Приказ, переданный Николаю и Витьке от самого коменданта Верёвкина, был прост и понятен. Отвезти на лодке хлеб бывшим красным активистам, что томились сейчас на утлой дровяной барже посреди Волги напротив Стрелки. Вон она, баржа, болтается на якорях. Раньше она тут же, у башни, и стояла. А теперь таскают её туда-сюда, чёрт разберёт. Большое, грубое, полупритопленное деревянное корыто. А на нём люди. Около сотни человек. Вторую неделю голодные. Помирают.

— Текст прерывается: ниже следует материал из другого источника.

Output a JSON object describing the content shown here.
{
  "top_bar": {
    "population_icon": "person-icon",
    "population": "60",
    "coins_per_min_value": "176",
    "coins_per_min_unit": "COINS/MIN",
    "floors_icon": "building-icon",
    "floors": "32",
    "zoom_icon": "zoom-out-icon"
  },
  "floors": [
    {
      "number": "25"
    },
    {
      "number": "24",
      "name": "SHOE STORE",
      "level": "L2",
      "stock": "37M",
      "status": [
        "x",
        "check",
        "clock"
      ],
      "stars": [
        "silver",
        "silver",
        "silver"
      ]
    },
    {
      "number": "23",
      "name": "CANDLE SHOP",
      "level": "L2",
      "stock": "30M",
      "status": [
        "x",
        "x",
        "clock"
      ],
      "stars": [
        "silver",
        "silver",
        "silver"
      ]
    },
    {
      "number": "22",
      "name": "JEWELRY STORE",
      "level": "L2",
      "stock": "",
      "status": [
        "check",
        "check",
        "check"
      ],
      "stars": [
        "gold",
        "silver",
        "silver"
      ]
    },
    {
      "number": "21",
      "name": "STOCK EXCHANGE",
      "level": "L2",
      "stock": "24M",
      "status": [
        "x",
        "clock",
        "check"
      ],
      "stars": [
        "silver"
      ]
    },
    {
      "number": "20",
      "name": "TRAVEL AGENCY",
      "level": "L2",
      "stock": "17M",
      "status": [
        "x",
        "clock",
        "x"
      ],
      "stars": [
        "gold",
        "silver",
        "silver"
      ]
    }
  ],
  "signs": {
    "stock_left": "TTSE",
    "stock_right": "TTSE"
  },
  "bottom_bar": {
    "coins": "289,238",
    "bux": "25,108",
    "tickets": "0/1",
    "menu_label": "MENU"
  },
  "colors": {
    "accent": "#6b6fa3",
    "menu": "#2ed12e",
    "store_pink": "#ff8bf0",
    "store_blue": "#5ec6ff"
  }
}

И, когда на верхней набережной раздался грохот колёс и перестук копыт, Николай неожиданно для себя облегчённо вздохнул и вскочил. Встрепенулся и Витька. Но это была не подвода, а извозчичья пролётка. На её подножке стоял офицер с бело-сине-красной, в цвет флага, повязкой на левом рукаве. Непонимающе переглядываясь, Николай и Витька взбежали по крутой лестнице на набережную и застыли по стойке «смирно» перед пролёткой. Офицер соскочил и галантно, бережно свёл с пролётки изящную даму в длинном летнем салатовом платье с воланчиками, широким — во все плечи — вырезом и пелеринкой. Аристократическая белизна её кожи, тяжёлые, густые, медные волосы, хрупкие косточки ключиц и маленькие пухлые ладошки под кружевными манжетами бросились в глаза, ослепили, пошатнули. Лица добровольцев ошеломлённо вытянулись. Знаков отличия на офицере не было, и он представился первым.